In its effort to align with the evolving legal landscape and address the heightened demand for user privacy, Google has rolled out Consent Mode V2. The primary distinction lies in the addition of two new consent states: ad_user_data and ad_personalization, representing the user's consent for Google's advertising purposes and ad personalization, respectively.

  • ad_user_data: This state indicates whether user data can be sent to Google for advertising purposes.
  • ad_personalization: This state controls the use of data for personalised ads, such as remarketing.

In contrast to ad_storage and analytics_storage, these flags do not directly affect the functioning of tags on the website. Instead, they serve as supplementary parameters transmitted with the pings to Google services.

CoMo V2: Advanced vs Basic Mode

Consent Mode V2 has an impact on the behaviour of Google tags, affecting platforms like Google Analytics 4, Google Marketing Platform, and Google Ads. This adjustment applies to both App and Web setups.

The new version of Consent Mode introduced two concepts:

  • Advanced CoMo: Consent Mode allowing anonymous pings being sent when users deny consent.
  • Basic CoMo: Consent Mode allowing data collection only if consent is granted. Until it is granted any data collection is prevented.

New Hit Parameters: gcs & gcd

In addition to the existing "Google Consent Status" (gcs) parameter, which can have values like G100, G110, G101, or G111, you can also use the parameter: "Google Consent Default" (gcd).

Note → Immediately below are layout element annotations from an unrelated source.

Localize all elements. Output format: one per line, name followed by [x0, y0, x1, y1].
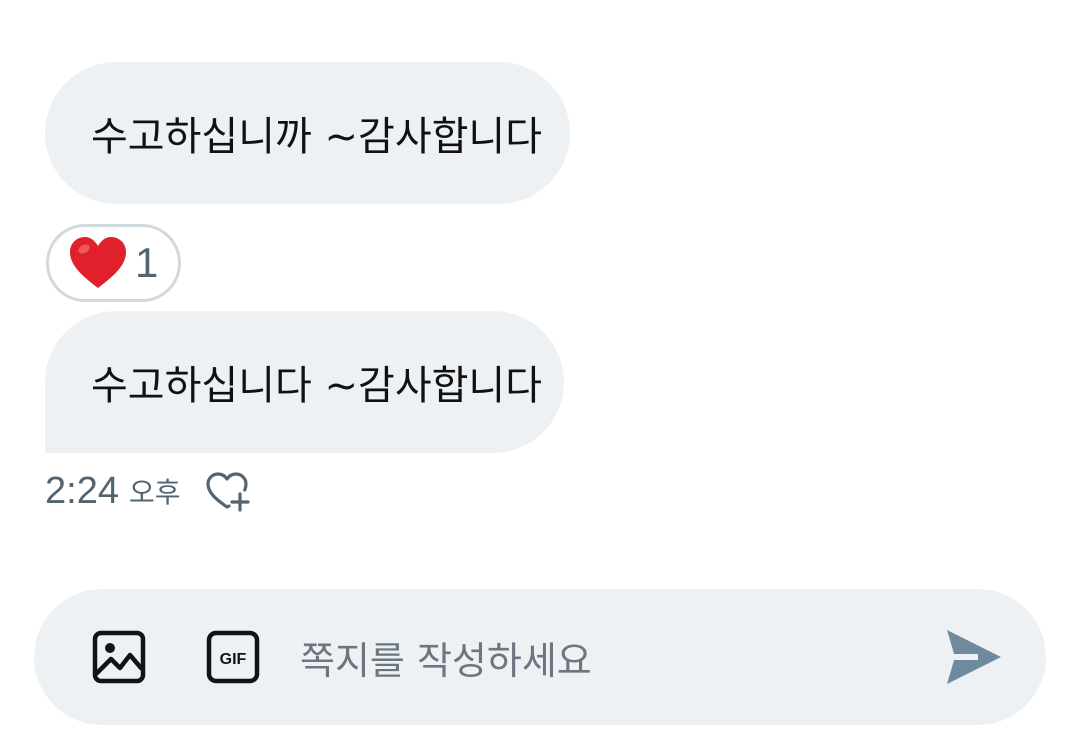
- send-icon[interactable]: [944, 627, 1004, 687]
- message-input[interactable]: 쪽지를 작성하세요: [300, 627, 592, 687]
- reaction-pill[interactable]: 1: [46, 224, 181, 302]
- image-icon[interactable]: [92, 630, 146, 684]
- message-time: 2:24: [45, 469, 119, 512]
- message-input-placeholder: 쪽지를 작성하세요: [300, 638, 592, 683]
- message-bubble[interactable]: 수고하십니까 ~감사합니다: [45, 62, 570, 204]
- message-text: 수고하십니까 ~감사합니다: [91, 114, 543, 160]
- message-bubble[interactable]: 수고하십니다 ~감사합니다: [45, 311, 564, 453]
- gif-icon[interactable]: GIF: [206, 630, 260, 684]
- message-meta: 2:24 오후: [45, 466, 251, 516]
- gif-label: GIF: [220, 651, 247, 668]
- message-text: 수고하십니다 ~감사합니다: [91, 363, 543, 409]
- heart-plus-icon[interactable]: [205, 470, 251, 512]
- reaction-count: 1: [135, 239, 159, 286]
- message-ampm: 오후: [128, 476, 181, 509]
- message-composer: GIF 쪽지를 작성하세요: [34, 589, 1046, 725]
- heart-icon: [70, 237, 126, 288]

The format of the gcd parameter follows a specific structure:

11 <ad_storage> 1 <analytics_storage> 1 <ad_user_data> 1 <ad_personalization> 5

Here, the constant "11" at the beginning is followed by values for each parameter separated by "1", with the sequence concluding with the constant value "5". The lowercase letters denote different consent statuses, indicating whether consent is granted, denied, or missing, and specifying events related to default and/or update consent signals.

Common constellations include p, t, q, and r, with l representing a missing consent type, and m, u, n, and v being rather rare and indicating incomplete or faulty implementations.

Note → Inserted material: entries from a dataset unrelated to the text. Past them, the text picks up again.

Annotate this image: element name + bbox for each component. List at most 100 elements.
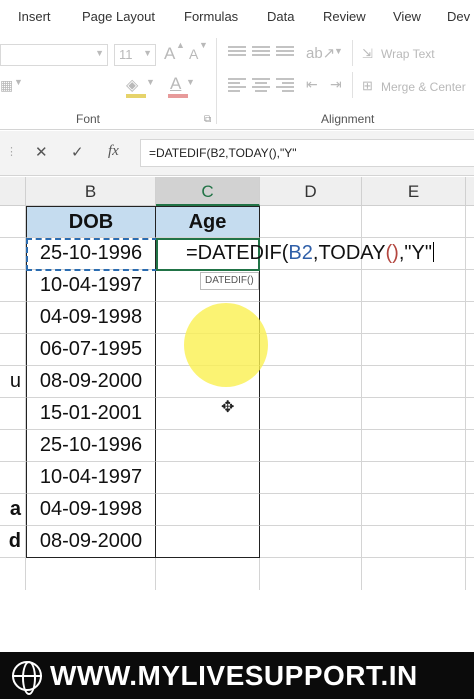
table-cell[interactable] [362, 398, 466, 430]
table-cell[interactable] [0, 558, 26, 590]
name-cell[interactable] [0, 270, 26, 302]
cell-f1[interactable] [466, 206, 474, 238]
dialog-launcher-icon[interactable]: ⧉ [204, 114, 211, 125]
column-header-b[interactable]: B [26, 177, 156, 206]
table-cell[interactable] [466, 494, 474, 526]
tab-page-layout[interactable]: Page Layout [82, 9, 155, 24]
name-cell[interactable] [0, 430, 26, 462]
chevron-down-icon[interactable]: ▼ [334, 46, 343, 56]
increase-indent-icon[interactable]: ⇥ [330, 76, 342, 93]
table-cell[interactable] [362, 334, 466, 366]
table-cell[interactable] [260, 462, 362, 494]
formula-input[interactable]: =DATEDIF(B2,TODAY(),"Y" [140, 139, 474, 167]
decrease-indent-icon[interactable]: ⇤ [306, 76, 318, 93]
table-cell[interactable] [362, 558, 466, 590]
name-cell[interactable] [0, 398, 26, 430]
table-cell[interactable] [362, 526, 466, 558]
table-cell[interactable] [362, 494, 466, 526]
table-cell[interactable] [362, 302, 466, 334]
tab-developer[interactable]: Dev [447, 9, 470, 24]
column-header-f-partial[interactable] [466, 177, 474, 206]
dob-cell[interactable]: 04-09-1998 [26, 494, 156, 526]
font-color-button[interactable]: A [170, 74, 181, 94]
borders-icon[interactable]: ▦ [0, 77, 13, 94]
fill-color-icon[interactable]: ◈ [126, 75, 138, 95]
orientation-icon[interactable]: ab↗ [306, 44, 335, 62]
age-cell[interactable] [156, 526, 260, 558]
name-cell[interactable] [0, 334, 26, 366]
align-top-icon[interactable] [228, 46, 246, 60]
table-cell[interactable] [466, 270, 474, 302]
table-cell[interactable] [156, 558, 260, 590]
wrap-text-button[interactable]: Wrap Text [381, 47, 435, 61]
column-header-e[interactable]: E [362, 177, 466, 206]
age-cell[interactable] [156, 398, 260, 430]
font-name-dropdown[interactable]: ▼ [0, 44, 108, 66]
shrink-font-button[interactable]: A [189, 46, 198, 62]
dob-cell[interactable]: 10-04-1997 [26, 270, 156, 302]
table-cell[interactable] [26, 558, 156, 590]
age-cell[interactable] [156, 494, 260, 526]
chevron-down-icon[interactable]: ▼ [146, 77, 155, 87]
tab-view[interactable]: View [393, 9, 421, 24]
table-cell[interactable] [466, 526, 474, 558]
table-cell[interactable] [466, 302, 474, 334]
table-cell[interactable] [466, 398, 474, 430]
tab-formulas[interactable]: Formulas [184, 9, 238, 24]
align-right-icon[interactable] [276, 78, 294, 92]
table-cell[interactable] [362, 430, 466, 462]
column-header-d[interactable]: D [260, 177, 362, 206]
column-header-c[interactable]: C [156, 177, 260, 206]
in-cell-formula[interactable]: =DATEDIF(B2,TODAY(),"Y" [186, 242, 434, 265]
table-cell[interactable] [466, 334, 474, 366]
age-header-cell[interactable]: Age [156, 206, 260, 238]
dob-cell[interactable]: 08-09-2000 [26, 366, 156, 398]
cell-a1[interactable] [0, 206, 26, 238]
table-cell[interactable] [260, 366, 362, 398]
table-cell[interactable] [260, 430, 362, 462]
table-cell[interactable] [260, 558, 362, 590]
name-cell[interactable]: a [0, 494, 26, 526]
tab-insert[interactable]: Insert [18, 9, 51, 24]
insert-function-button[interactable]: fx [108, 143, 119, 160]
column-header-a-partial[interactable] [0, 177, 26, 206]
dob-cell[interactable]: 04-09-1998 [26, 302, 156, 334]
tab-review[interactable]: Review [323, 9, 366, 24]
table-cell[interactable] [362, 270, 466, 302]
merge-center-icon[interactable]: ⊞ [362, 78, 373, 94]
name-cell[interactable]: d [0, 526, 26, 558]
table-cell[interactable] [466, 558, 474, 590]
align-middle-icon[interactable] [252, 46, 270, 60]
wrap-text-icon[interactable]: ⇲ [362, 46, 373, 62]
dob-cell[interactable]: 06-07-1995 [26, 334, 156, 366]
table-cell[interactable] [260, 334, 362, 366]
grow-font-button[interactable]: A [164, 44, 175, 64]
table-cell[interactable] [362, 366, 466, 398]
table-cell[interactable] [260, 494, 362, 526]
dob-cell[interactable]: 25-10-1996 [26, 430, 156, 462]
name-cell[interactable]: u [0, 366, 26, 398]
table-cell[interactable] [466, 462, 474, 494]
align-center-icon[interactable] [252, 78, 270, 92]
enter-button[interactable]: ✓ [71, 143, 84, 161]
table-cell[interactable] [466, 238, 474, 270]
table-cell[interactable] [260, 526, 362, 558]
font-size-dropdown[interactable]: 11 ▼ [114, 44, 156, 66]
dob-cell[interactable]: 15-01-2001 [26, 398, 156, 430]
dob-cell[interactable]: 08-09-2000 [26, 526, 156, 558]
table-cell[interactable] [260, 398, 362, 430]
dob-header-cell[interactable]: DOB [26, 206, 156, 238]
cell-e1[interactable] [362, 206, 466, 238]
age-cell[interactable] [156, 430, 260, 462]
chevron-down-icon[interactable]: ▼ [14, 77, 23, 87]
merge-center-button[interactable]: Merge & Center [381, 80, 466, 94]
chevron-down-icon[interactable]: ▼ [186, 77, 195, 87]
tab-data[interactable]: Data [267, 9, 294, 24]
align-bottom-icon[interactable] [276, 46, 294, 60]
cell-d1[interactable] [260, 206, 362, 238]
dob-cell[interactable]: 10-04-1997 [26, 462, 156, 494]
align-left-icon[interactable] [228, 78, 246, 92]
table-cell[interactable] [466, 430, 474, 462]
table-cell[interactable] [260, 302, 362, 334]
name-cell[interactable] [0, 238, 26, 270]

This is the different status combinations (not documented yet from Google) and examples:

When Google CoMo V2 should be used

Basic Consent Mode is highly recommended for all Google related tags, especially if your operations cover the European Economic Area. (EEA)

If you are using Google’s advertising services, Consent Mode should be a must:

  • If you collect first-party user data, utilize the Google Ads user_id, or share Conversions from GA4 to Google Ads, it is needed to implement CoMo V2 and configure the ad_user_data flag.
  • If you gather data for remarketing through Google's advertising services, it is essential to implement CoMo V2 and configure the ad_personalization flag.

The choice between the advanced and the basic version will help a lot to model the non-consensual data much better.


Businesses in the EEA using Google Ads or GMP should adopt or upgrade to Consent Mode V2. This is crucial for precise conversion tracking and efficient optimization of ad spending. By integrating a cookie banner in line with Consent Mode V2, businesses can effectively convey consent signals to Google, ensuring compliance with changing regulations and protecting user privacy.